The Root of Expertise by Alex Dunedin

Here is the address at the beginning of the Ragged year in Edinburgh where I deal with the issue of expertise and how we are all a part of it.  It recaps the project and what it’s ambitions are and set the scene for the first two talks of the Ragged University year…

Welcome to the beginning of the Edinburgh Ragged University year. There will be a break between the two talks when we can eat, refresh our glasses and get to know who is in the room.  This room is a space private to you, and like any personal space, it is not monitored with forms, questionnaires or number counting.  It is a space sacred to getting to know other people on your own terms and learning something new.

charles dickens
charles dickens

Tonight, I will start the evening by telling you a little bit about the Ragged project.  It is inspired by the Ragged Schools movement of the Victorian times where communities banded together to provide free education, food and other supports when there were none.
Think Charles Dickens and Dr Barnardo and you will have the period of history in mind.  Both these people were deeply concerned with free knowledge and valuing the talents individuals have and are capable of developing when given the chance. Both these figures were greatly involved in setting up and propagating Ragged Schools; Charles Dickens travelled the country visiting and reporting on them through his social commentary, and Dr Barnardo was famously given the first sixpence by the Earl of Shaftesbury on the rooftops of London to start his Ragged school.
Before 1870, when times were also hard, communities organised themselves, pooling their resources and understandings to provide education and social supports.  This happened from end to end of the country and people of all backgrounds got involved. From the crippled cobbler of Portsmouth, John Pounds, to Sheriff Watson in Aberdeen with his industrial feeding schools, the landscape was transformed by working together to provide what was needed.
Thomas Guthrie
Thomas Guthrie

Tens of thousands of schools were created and the Reverend Thomas Guthrie championed this movement from Greyfriars’ Kirk by writing ‘A Plea For The Ragged Schools’ in 1847. Thomas Guthrie wrote this from just down the road whilst overlooking the hardship he could see in the Grassmarket.  He went on to write three more ‘pleas’ over the years reporting on the positive effects which came of providing such initiatives. He estimated at one point, that crime in Victorian Edinburgh was reduced by 75% because people could be valued and did not have to steal to eat.
Such was the compelling nature of the effects of these projects that in 1870 the Forster government passed the first Education Act, providing for the first time universal education for all children between 5 and 13 years old.  The schools of the community were absorbed by the government, further resourced and became the education system we have today across the United Kingdom.
Today, I take inspiration from history and aim to update this amazing moment in history hoping to bring about the same positive changes which the Victorians saw through creating a compassionate society.  Using available infrastructure and common technology, I believe we can once again create a network of places where we learn and become valued for what we produce improving all our lives. If you would like to help build the Ragged project or run a group of your own, please get involved.
The Ragged University is about recognising that each person is a unique and distinct body of knowledge, accredited with their life experience and with a membership of one.  Working not as an alternative to formal education but as an annex to it, we can enjoy sharing what we have invested our lives in, learn skills like public speaking, and nurture individuals in the ordinary business of everyday life. Anyone can do a talk, everyone has something valuable to share.

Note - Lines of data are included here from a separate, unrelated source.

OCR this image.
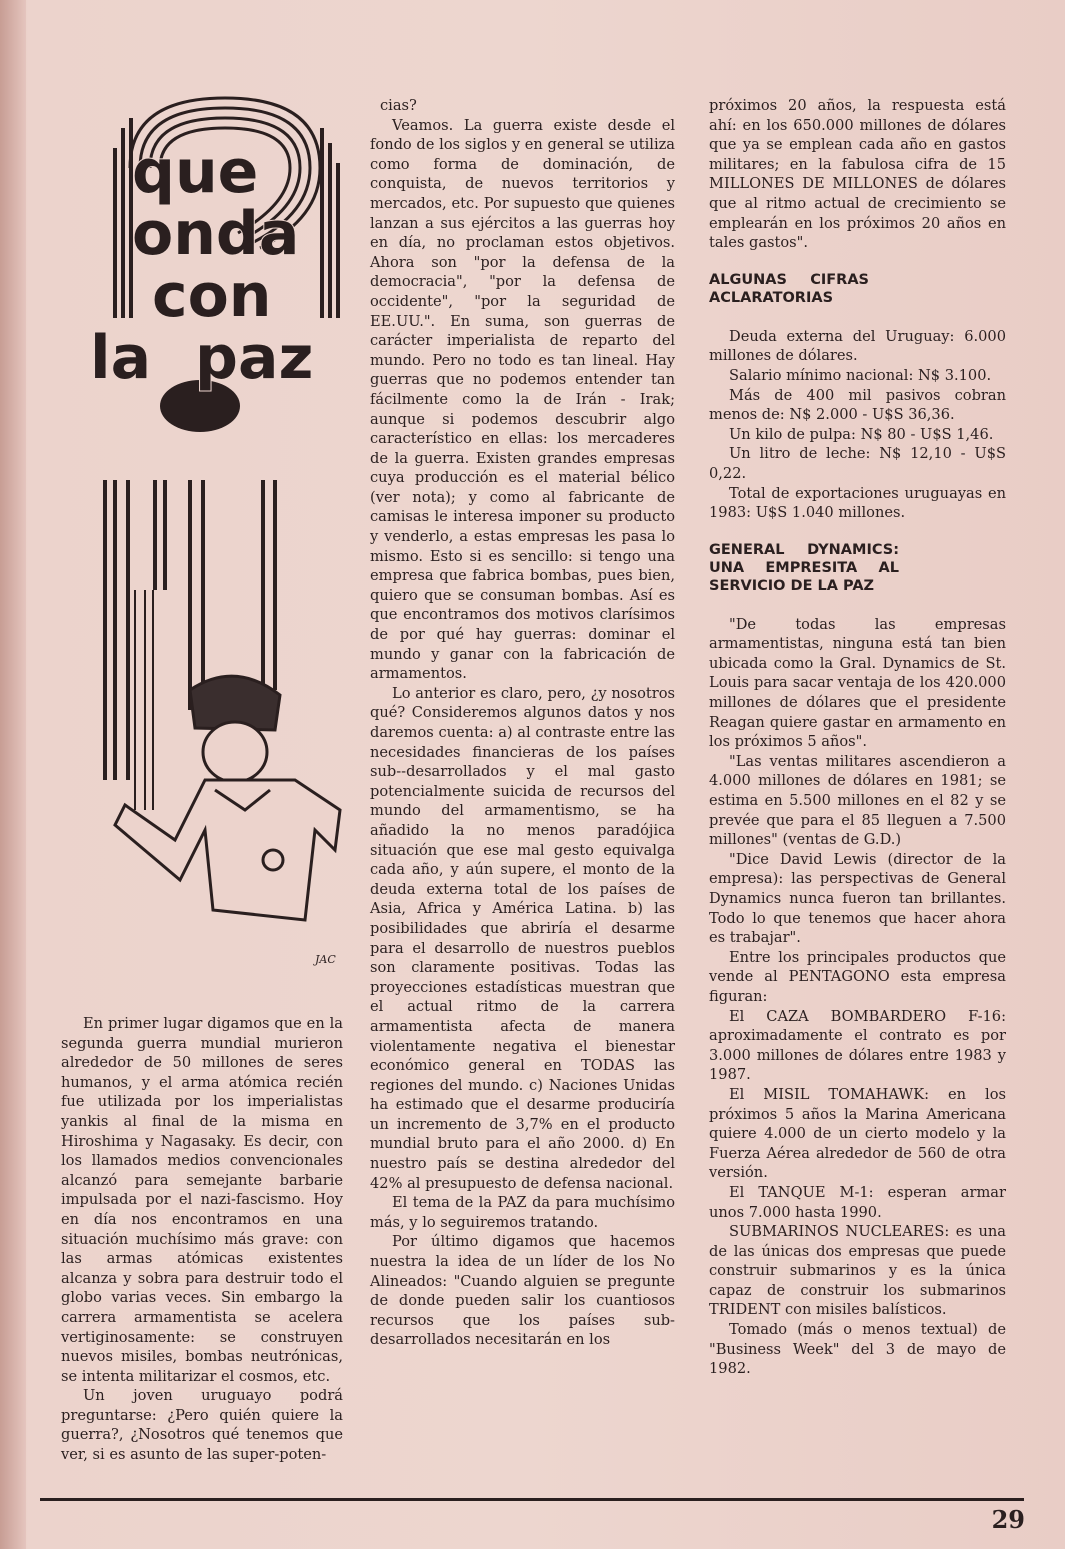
que
onda
con
la paz
JAC

En primer lugar digamos que en la segunda guerra mundial murieron alrededor de 50 millones de seres humanos, y el arma atómica recién fue utilizada por los imperialistas yankis al final de la misma en Hiroshima y Nagasaky. Es decir, con los llamados medios convencionales alcanzó para semejante barbarie impulsada por el nazi-fascismo. Hoy en día nos encontramos en una situación muchísimo más grave: con las armas atómicas existentes alcanza y sobra para destruir todo el globo varias veces. Sin embargo la carrera armamentista se acelera vertiginosamente: se construyen nuevos misiles, bombas neutrónicas, se intenta militarizar el cosmos, etc.

Un joven uruguayo podrá preguntarse: ¿Pero quién quiere la guerra?, ¿Nosotros qué tenemos que ver, si es asunto de las super-poten-

cias?

Veamos. La guerra existe desde el fondo de los siglos y en general se utiliza como forma de dominación, de conquista, de nuevos territorios y mercados, etc. Por supuesto que quienes lanzan a sus ejércitos a las guerras hoy en día, no proclaman estos objetivos. Ahora son "por la defensa de la democracia", "por la defensa de occidente", "por la seguridad de EE.UU.". En suma, son guerras de carácter imperialista de reparto del mundo. Pero no todo es tan lineal. Hay guerras que no podemos entender tan fácilmente como la de Irán - Irak; aunque si podemos descubrir algo característico en ellas: los mercaderes de la guerra. Existen grandes empresas cuya producción es el material bélico (ver nota); y como al fabricante de camisas le interesa imponer su producto y venderlo, a estas empresas les pasa lo mismo. Esto si es sencillo: si tengo una empresa que fabrica bombas, pues bien, quiero que se consuman bombas. Así es que encontramos dos motivos clarísimos de por qué hay guerras: dominar el mundo y ganar con la fabricación de armamentos.

Lo anterior es claro, pero, ¿y nosotros qué? Consideremos algunos datos y nos daremos cuenta: a) al contraste entre las necesidades financieras de los países sub--desarrollados y el mal gasto potencialmente suicida de recursos del mundo del armamentismo, se ha añadido la no menos paradójica situación que ese mal gesto equivalga cada año, y aún supere, el monto de la deuda externa total de los países de Asia, Africa y América Latina. b) las posibilidades que abriría el desarme para el desarrollo de nuestros pueblos son claramente positivas. Todas las proyecciones estadísticas muestran que el actual ritmo de la carrera armamentista afecta de manera violentamente negativa el bienestar económico general en TODAS las regiones del mundo. c) Naciones Unidas ha estimado que el desarme produciría un incremento de 3,7% en el producto mundial bruto para el año 2000. d) En nuestro país se destina alrededor del 42% al presupuesto de defensa nacional.

El tema de la PAZ da para muchísimo más, y lo seguiremos tratando.

Por último digamos que hacemos nuestra la idea de un líder de los No Alineados: "Cuando alguien se pregunte de donde pueden salir los cuantiosos recursos que los países sub-desarrollados necesitarán en los

próximos 20 años, la respuesta está ahí: en los 650.000 millones de dólares que ya se emplean cada año en gastos militares; en la fabulosa cifra de 15 MILLONES DE MILLONES de dólares que al ritmo actual de crecimiento se emplearán en los próximos 20 años en tales gastos".

ALGUNAS CIFRAS ACLARATORIAS

Deuda externa del Uruguay: 6.000 millones de dólares.

Salario mínimo nacional: N$ 3.100.

Más de 400 mil pasivos cobran menos de: N$ 2.000 - U$S 36,36.

Un kilo de pulpa: N$ 80 - U$S 1,46.

Un litro de leche: N$ 12,10 - U$S 0,22.

Total de exportaciones uruguayas en 1983: U$S 1.040 millones.

GENERAL DYNAMICS: UNA EMPRESITA AL SERVICIO DE LA PAZ

"De todas las empresas armamentistas, ninguna está tan bien ubicada como la Gral. Dynamics de St. Louis para sacar ventaja de los 420.000 millones de dólares que el presidente Reagan quiere gastar en armamento en los próximos 5 años".

"Las ventas militares ascendieron a 4.000 millones de dólares en 1981; se estima en 5.500 millones en el 82 y se prevée que para el 85 lleguen a 7.500 millones" (ventas de G.D.)

"Dice David Lewis (director de la empresa): las perspectivas de General Dynamics nunca fueron tan brillantes. Todo lo que tenemos que hacer ahora es trabajar".

Entre los principales productos que vende al PENTAGONO esta empresa figuran:

El CAZA BOMBARDERO F-16: aproximadamente el contrato es por 3.000 millones de dólares entre 1983 y 1987.

El MISIL TOMAHAWK: en los próximos 5 años la Marina Americana quiere 4.000 de un cierto modelo y la Fuerza Aérea alrededor de 560 de otra versión.

El TANQUE M-1: esperan armar unos 7.000 hasta 1990.

SUBMARINOS NUCLEARES: es una de las únicas dos empresas que puede construir submarinos y es la única capaz de construir los submarinos TRIDENT con misiles balísticos.

Tomado (más o menos textual) de "Business Week" del 3 de mayo de 1982.

29
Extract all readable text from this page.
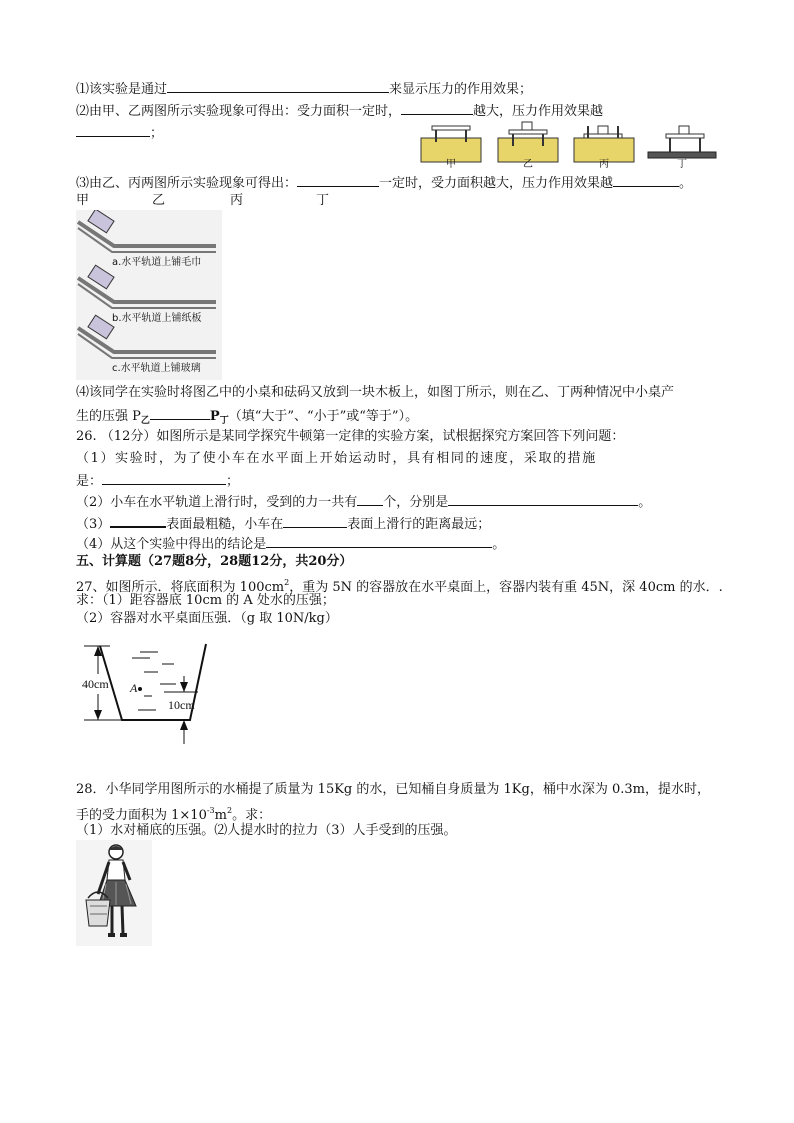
⑴该实验是通过	来显示压力的作用效果；
⑵由甲、乙两图所示实验现象可得出：受力面积一定时，	越大，压力作用效果越
；
甲	乙	丙	丁
⑶由乙、丙两图所示实验现象可得出：	一定时，受力面积越大，压力作用效果越	。
甲	乙	丙	丁
a.水平轨道上铺毛巾
b.水平轨道上铺纸板
c.水平轨道上铺玻璃
⑷该同学在实验时将图乙中的小桌和砝码又放到一块木板上，如图丁所示，则在乙、丁两种情况中小桌产
生的压强 $P_乙$	$P_丁$（填“大于”、“小于”或“等于”）。
26. （12分）如图所示是某同学探究牛顿第一定律的实验方案，试根据探究方案回答下列问题：
（1）实验时，为了使小车在水平面上开始运动时，具有相同的速度，采取的措施
是：	；
（2）小车在水平轨道上滑行时，受到的力一共有 个，分别是	。
（3）	表面最粗糙，小车在	表面上滑行的距离最远；
（4）从这个实验中得出的结论是	。
五、计算题（27题8分，28题12分，共20分）
27、如图所示．将底面积为 $100cm^2$，重为 5N 的容器放在水平桌面上，容器内装有重 45N，深 40cm 的水．.
求：（1）距容器底 10cm 的 A 处水的压强；
（2）容器对水平桌面压强．（g 取 10N/kg）
40cm A
10cm
28．小华同学用图所示的水桶提了质量为 15Kg 的水，已知桶自身质量为 1Kg，桶中水深为 0.3m，提水时，
手的受力面积为 $1\times 10^{-3}m^2$。求：
（1）水对桶底的压强。⑵人提水时的拉力（3）人手受到的压强。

When I ask people if they would like to do a talk many say to me “…but I am not an expert”… …well, I looked up the origin of the word ‘expert’ and found this:

Expert – the adjective – comes from the late 14th century from the Old French ‘expert’ and directly from Latin ‘expertus’, past participle of ‘experiri’ meaning “to try, to test”.  The noun gives a sense of “person wise through experience” Well, I suggest to you all in this room, that you are wise through experience.
There is a great difference between this and claiming to be an authority.  The criteria for sharing in the Ragged project is a passion for what you do – it is through this passion that I believe subjects become animated and interesting, and that people become good at what they do because they enjoy all the little details of what they experience…
The Ragged project is about sharing this in social spaces and enjoying doing so.  I argue that it is through this sharing process of communication and conversation in friendly circumstances, that great knowledge emerges. To finish this introduction, I will read an excerpt from the preface to Novum Organon by Francis Bacon.  This book revolutionised our conception of knowledge and who has it, demonstrating that it is in fact shared by all:
 

“The more ancient of the Greeks took up with better judgement, a position between these two extremes; between the presumption of pronouncing on everything, and the despair of comprehending anything; and though frequently and bitterly complaining of the difficulty of inquiry and the obscurity of things, like impatient horses champing at the bit, they did not the less follow up their object and engage with nature, thinking that this very question, of whether or not anything can be known, was to be settled not by arguing, but by trying.”